Sur le prix de la PS5

Ou plutôt “les prix des machines” puisque le coût d’une PS5 va de 400 à 500 euros selon le modèle. Selon Jim Ryan, ce positionnement tarifaire a été décidé “assez tôt cette année” et il était entendu dès le départ que le constructeur offrirait au moins un modèle au même prix que la PS4, ce 399,99 euros qui lui a tant porté chance face aux 499,99 euros de la Xbox One. La donne sera un peu plus nuancée cette année, car si la concurrente directe de la PS5 coûte encore un billet de 500, la Xbox Series S offre une alternative à un prix défiant toute concurrence, pour des performances toutefois assez nettement inférieures.

Sur la disponibilité de la PS5

Plus tôt cette semaine, Sony a démenti la rumeur selon laquelle le constructeur aurait récemment dû revoir à la baisse ses objectifs de production. On ne saura évidemment pas combien de millions de consoles Sony ambitionne de mettre sur le marché pendant la fenêtre de lancement, mais Jim Ryan assure qu’il y aura davantage de PS5 dans les rayons qu’il n’y avait de PS4 en 2013. Sony avait pour rappel vendu un peu plus de 2 millions de PS4 deux semaines après son lancement. La présence de deux modèles risque toutefois de compliquer les affaires, surtout si la PS5 Digital Edition n’est pas suffisamment représentée.

Sur les jeux cross-gen et le support de la PS4

Alors que PlayStation semblait brandir un discours visant à faire une distinction claire et directe entre les deux générations, l’annonce de Spider-Man : Miles Morales, Horizon : Forbidden West et Sackboy : A Big Adventure sur PlayStation 4 a suscité quelques vives réactions parmi les plus technophiles des joueurs. L’idée étant que développer en tenant compte de la génération actuelle limite les possibilités des créateurs, en tout cas pour certains jeux. “Personne ne devrait être déçu. Les versions PlayStation 5 de ces jeux sont pensées dès le départ pour exploiter les fonctionnalités de la console et nous avons un programme de mise à niveau pour que les joueurs PS4 obtiennent les versions PS5 gratuitement. C’est une question de choix et je suis vraiment content de la situation“, répond Jim Ryan.

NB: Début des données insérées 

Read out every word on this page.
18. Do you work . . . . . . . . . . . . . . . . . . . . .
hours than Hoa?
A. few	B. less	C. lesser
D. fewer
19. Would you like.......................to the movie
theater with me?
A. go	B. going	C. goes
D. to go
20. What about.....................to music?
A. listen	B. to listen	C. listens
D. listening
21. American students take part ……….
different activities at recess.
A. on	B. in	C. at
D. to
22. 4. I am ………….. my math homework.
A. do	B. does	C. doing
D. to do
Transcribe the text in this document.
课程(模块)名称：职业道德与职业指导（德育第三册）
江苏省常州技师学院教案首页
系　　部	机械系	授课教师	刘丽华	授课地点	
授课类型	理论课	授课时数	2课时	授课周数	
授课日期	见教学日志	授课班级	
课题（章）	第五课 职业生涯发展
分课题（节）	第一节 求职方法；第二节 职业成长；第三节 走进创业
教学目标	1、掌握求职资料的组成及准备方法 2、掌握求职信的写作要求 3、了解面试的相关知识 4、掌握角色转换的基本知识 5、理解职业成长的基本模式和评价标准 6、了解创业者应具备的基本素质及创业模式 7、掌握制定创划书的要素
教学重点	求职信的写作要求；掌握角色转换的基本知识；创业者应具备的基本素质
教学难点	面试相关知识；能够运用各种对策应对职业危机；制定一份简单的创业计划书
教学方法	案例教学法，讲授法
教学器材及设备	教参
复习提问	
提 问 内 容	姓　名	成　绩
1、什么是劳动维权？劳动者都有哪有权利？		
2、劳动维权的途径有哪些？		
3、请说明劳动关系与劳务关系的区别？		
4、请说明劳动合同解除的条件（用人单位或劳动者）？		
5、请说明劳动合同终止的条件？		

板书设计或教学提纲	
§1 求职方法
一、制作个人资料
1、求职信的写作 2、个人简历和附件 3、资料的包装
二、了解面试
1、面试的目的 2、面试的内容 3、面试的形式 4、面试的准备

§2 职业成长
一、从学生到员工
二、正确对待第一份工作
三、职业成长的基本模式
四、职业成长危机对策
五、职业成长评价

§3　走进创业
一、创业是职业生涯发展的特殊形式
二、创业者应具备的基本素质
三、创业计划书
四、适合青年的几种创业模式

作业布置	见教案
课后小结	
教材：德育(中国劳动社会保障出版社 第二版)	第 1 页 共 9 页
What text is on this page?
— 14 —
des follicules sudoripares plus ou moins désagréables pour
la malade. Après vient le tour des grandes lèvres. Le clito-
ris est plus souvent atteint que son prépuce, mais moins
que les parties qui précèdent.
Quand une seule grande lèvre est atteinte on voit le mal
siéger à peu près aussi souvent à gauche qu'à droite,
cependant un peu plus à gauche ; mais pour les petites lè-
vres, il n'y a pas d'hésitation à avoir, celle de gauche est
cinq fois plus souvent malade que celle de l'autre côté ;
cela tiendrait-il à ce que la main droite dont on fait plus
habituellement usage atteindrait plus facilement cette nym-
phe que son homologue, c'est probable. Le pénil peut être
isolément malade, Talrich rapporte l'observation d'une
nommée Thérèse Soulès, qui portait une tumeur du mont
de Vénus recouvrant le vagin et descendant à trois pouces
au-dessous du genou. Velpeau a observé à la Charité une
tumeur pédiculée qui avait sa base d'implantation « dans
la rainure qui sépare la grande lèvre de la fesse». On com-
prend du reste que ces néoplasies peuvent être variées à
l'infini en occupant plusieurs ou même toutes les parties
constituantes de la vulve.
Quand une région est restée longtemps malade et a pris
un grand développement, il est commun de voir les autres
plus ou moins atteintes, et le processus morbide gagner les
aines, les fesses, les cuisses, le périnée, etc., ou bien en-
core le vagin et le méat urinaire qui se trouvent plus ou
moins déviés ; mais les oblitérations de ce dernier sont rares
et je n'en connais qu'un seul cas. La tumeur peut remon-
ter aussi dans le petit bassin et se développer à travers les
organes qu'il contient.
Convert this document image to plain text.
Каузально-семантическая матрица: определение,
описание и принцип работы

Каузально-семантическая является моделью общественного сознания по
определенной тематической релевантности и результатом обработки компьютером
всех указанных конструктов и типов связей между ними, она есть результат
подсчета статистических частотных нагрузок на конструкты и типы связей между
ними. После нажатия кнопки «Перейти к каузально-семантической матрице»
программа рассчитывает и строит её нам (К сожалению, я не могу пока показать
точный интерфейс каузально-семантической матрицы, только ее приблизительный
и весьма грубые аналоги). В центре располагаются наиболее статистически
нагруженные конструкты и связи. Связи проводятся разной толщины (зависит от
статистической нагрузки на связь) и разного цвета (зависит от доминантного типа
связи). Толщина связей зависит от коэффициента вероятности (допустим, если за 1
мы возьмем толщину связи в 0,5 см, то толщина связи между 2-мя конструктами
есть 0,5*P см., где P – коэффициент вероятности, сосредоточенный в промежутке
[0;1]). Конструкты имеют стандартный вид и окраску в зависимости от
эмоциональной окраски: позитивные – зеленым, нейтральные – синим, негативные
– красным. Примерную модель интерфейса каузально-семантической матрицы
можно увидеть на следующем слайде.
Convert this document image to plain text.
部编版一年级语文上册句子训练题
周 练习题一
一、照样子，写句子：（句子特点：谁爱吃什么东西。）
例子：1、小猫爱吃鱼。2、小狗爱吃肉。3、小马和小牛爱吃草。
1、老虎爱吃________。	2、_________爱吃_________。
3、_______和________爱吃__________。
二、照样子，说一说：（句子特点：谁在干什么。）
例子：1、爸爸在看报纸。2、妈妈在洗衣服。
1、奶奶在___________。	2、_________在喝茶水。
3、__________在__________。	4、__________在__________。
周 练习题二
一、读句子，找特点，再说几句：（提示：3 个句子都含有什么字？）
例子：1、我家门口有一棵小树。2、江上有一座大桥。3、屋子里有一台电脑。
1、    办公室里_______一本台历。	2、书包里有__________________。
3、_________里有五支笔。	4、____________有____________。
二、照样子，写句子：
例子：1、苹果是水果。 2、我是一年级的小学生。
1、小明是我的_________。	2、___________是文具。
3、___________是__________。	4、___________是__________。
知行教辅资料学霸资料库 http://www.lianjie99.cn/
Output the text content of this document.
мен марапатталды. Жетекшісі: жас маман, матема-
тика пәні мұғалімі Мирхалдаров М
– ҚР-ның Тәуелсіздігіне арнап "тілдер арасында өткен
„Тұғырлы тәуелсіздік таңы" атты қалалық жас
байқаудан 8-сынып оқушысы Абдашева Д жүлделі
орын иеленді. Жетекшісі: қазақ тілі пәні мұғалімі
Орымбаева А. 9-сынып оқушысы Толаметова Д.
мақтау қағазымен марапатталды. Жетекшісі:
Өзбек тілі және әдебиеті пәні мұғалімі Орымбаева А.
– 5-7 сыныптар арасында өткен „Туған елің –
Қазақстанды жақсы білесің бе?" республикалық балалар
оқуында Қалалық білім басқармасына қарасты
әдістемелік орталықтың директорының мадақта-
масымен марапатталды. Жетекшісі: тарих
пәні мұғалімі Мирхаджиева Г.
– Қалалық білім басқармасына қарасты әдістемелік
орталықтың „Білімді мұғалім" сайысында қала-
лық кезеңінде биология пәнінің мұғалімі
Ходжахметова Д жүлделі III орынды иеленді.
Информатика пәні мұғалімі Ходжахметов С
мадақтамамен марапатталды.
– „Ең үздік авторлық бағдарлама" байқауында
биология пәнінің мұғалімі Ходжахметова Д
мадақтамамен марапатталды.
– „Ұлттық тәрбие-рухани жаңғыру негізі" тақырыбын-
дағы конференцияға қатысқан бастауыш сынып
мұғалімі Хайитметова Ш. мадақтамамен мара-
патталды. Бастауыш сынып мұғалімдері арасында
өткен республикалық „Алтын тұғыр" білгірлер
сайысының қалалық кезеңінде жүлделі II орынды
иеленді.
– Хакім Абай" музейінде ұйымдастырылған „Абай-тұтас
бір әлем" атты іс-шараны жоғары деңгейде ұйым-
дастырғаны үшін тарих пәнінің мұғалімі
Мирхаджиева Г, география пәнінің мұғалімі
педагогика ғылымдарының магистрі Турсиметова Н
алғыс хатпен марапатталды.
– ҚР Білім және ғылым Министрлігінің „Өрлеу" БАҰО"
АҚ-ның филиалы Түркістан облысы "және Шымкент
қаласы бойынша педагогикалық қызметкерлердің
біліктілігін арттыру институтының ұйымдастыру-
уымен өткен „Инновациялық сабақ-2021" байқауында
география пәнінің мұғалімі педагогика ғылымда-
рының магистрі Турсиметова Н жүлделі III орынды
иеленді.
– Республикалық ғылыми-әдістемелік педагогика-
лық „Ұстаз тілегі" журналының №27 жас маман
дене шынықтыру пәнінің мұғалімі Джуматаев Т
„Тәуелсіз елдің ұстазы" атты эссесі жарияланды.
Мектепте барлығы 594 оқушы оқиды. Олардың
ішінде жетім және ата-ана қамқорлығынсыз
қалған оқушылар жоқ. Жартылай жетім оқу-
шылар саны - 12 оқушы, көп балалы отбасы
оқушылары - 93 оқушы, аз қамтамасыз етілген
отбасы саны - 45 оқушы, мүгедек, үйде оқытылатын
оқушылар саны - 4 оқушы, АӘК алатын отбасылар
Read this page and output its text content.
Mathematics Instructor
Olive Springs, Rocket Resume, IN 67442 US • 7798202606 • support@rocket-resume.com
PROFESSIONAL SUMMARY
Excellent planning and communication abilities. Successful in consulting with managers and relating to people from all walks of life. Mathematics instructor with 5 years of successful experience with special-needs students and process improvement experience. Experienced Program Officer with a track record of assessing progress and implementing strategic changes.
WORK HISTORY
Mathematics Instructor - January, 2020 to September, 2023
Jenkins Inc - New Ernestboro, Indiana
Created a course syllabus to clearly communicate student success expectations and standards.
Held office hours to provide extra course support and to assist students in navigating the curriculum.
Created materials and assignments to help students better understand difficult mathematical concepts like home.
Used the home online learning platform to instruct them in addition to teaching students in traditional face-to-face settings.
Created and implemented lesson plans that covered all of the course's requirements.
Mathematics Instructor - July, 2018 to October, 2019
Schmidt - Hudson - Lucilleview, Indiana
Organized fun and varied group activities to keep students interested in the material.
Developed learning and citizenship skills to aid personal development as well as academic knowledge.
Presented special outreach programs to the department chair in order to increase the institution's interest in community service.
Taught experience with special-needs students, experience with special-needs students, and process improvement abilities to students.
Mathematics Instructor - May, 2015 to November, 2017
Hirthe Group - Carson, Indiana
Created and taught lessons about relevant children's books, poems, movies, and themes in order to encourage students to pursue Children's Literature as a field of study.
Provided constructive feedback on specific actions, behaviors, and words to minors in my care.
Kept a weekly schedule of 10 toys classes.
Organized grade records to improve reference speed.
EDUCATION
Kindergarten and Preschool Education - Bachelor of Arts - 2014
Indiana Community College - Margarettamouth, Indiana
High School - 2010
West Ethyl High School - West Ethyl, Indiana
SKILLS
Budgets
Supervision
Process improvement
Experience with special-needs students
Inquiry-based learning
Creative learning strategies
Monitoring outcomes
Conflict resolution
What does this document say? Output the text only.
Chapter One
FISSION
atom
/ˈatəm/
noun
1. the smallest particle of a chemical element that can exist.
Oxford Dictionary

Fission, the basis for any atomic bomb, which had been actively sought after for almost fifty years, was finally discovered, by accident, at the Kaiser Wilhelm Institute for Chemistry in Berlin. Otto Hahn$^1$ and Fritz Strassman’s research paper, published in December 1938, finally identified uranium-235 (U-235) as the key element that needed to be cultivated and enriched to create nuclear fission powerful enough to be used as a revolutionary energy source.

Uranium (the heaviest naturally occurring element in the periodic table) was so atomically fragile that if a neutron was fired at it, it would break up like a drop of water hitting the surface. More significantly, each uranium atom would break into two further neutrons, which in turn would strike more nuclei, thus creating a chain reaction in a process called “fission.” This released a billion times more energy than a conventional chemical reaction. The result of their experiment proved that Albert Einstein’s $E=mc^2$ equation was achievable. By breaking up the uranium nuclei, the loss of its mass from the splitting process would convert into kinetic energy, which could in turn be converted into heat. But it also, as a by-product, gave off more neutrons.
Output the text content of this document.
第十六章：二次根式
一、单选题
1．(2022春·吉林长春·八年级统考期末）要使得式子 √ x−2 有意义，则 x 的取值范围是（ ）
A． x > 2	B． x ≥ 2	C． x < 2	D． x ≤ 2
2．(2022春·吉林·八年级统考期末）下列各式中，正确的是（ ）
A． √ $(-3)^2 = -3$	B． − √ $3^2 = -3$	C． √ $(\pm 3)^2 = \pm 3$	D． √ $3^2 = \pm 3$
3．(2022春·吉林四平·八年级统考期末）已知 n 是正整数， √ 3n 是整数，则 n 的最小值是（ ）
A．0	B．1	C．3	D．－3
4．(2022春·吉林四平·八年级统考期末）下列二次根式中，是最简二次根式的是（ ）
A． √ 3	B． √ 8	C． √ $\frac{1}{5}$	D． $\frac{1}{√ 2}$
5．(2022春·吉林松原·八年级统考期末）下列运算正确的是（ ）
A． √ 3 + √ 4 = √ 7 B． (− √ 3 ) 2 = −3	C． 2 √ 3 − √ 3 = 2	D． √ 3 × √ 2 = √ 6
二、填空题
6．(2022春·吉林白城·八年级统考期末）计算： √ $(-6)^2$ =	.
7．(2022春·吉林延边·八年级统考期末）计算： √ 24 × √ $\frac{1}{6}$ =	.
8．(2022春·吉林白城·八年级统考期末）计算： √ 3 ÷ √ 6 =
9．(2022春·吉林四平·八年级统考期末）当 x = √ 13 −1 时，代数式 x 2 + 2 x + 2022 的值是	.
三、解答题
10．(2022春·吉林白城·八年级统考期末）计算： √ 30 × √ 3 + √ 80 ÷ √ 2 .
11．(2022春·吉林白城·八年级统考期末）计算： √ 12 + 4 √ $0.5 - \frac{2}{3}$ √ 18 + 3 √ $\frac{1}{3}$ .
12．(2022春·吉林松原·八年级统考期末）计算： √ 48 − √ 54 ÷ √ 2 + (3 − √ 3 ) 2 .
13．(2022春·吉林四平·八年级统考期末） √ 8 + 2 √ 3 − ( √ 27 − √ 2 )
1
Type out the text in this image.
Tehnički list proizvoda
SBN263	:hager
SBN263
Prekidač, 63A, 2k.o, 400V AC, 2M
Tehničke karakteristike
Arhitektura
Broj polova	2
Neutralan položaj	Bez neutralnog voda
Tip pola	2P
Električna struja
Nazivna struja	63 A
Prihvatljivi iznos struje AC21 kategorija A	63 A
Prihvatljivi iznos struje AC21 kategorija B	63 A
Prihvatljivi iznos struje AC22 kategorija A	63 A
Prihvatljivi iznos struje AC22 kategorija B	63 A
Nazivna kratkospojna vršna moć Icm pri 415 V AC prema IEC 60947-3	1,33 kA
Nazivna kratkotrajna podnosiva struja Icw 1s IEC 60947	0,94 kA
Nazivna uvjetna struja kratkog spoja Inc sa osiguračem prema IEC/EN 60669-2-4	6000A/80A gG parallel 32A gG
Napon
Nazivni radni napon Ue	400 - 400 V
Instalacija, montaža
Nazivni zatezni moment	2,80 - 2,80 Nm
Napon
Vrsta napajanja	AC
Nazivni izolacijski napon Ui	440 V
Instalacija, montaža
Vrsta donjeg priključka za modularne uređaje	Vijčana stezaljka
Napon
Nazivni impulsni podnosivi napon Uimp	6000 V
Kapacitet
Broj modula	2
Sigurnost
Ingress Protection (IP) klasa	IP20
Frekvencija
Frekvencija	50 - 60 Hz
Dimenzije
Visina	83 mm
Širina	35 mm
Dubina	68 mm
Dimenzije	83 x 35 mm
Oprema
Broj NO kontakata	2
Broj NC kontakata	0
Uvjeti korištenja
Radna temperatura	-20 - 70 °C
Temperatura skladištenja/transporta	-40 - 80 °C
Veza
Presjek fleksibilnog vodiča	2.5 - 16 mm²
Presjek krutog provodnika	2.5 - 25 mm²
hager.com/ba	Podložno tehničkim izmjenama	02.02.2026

Le patron de PlayStation estime d’ailleurs que la PS4 a encore 3 ou 4 années devant elle. S’il est peu probable de voir Sony continuer à sortir des jeux sur la machine pendant autant de temps (le constructeur n’a en tout cas pas opéré ainsi avec la PS3), on peut compter sur d’autres franchises, notamment sportives, pour faire durer le plaisir autant que possible. “La communauté PS4 restera encore très importante pour nous pendant 3 ou 4 ans. Beaucoup passeront sur PS5, si nous faisons les choses correctement, mais des dizaines de millions vont continuer de jouer sur PS4“, anticipe Jim Ryan.

Sur la rétrocompatibilité

Pas mise en avant pendant la présentation d’hier soir, si ce n’est indirectement à travers la PlayStation Plus Collection, la rétrocompatibilité de la PS5 avec les jeux PS4 est cependant pleinement fonctionnelle, à quelques exceptions près. Selon Jim Ryan, 99% du catalogue de la PS4 fonctionne actuellement sur la nouvelle machine de Sony. Les 18 jeux de la PlayStation Plus Collection, qui seront disponibles sans frais supplémentaires pour les abonnés, fonctionnent d’ailleurs sur la base de cette rétrocompatibilité. Il faudra cependant repasser pour en savoir plus sur les éventuelles améliorations techniques.

Sur les portages PC, les films et les séries

Rien de neuf en ce qui concerne la politique de Sony par rapport au PC. Après Horizon : Zero Dawn, Jim Ryan confirme que Sony prévoit toujours de sortir d’autres jeux PlayStation sur PC, même s’il s’agit d’une erreur dans le cas de Demon’s Souls dont la bande-annonce a malencontreusement laissé croire à un jeu multiplateforme. Sortir des jeux sur PC de temps en temps constitue, au même titre que la production du film Uncharted et de la série The Last of Us, des outils promotionnels dont l’enjeu reste de faire venir plus de monde dans l’écosystème PlayStation. “Notre vision est que même si nous respectons la primauté de la PlayStation en tant que destination principale de nos licences, nous pensons qu’il est temps d’explorer en quelque sorte l’extension de notre catalogue. Nous pensons que ces ceux deux étapes sont parfaitement logiques“, explique le PDG.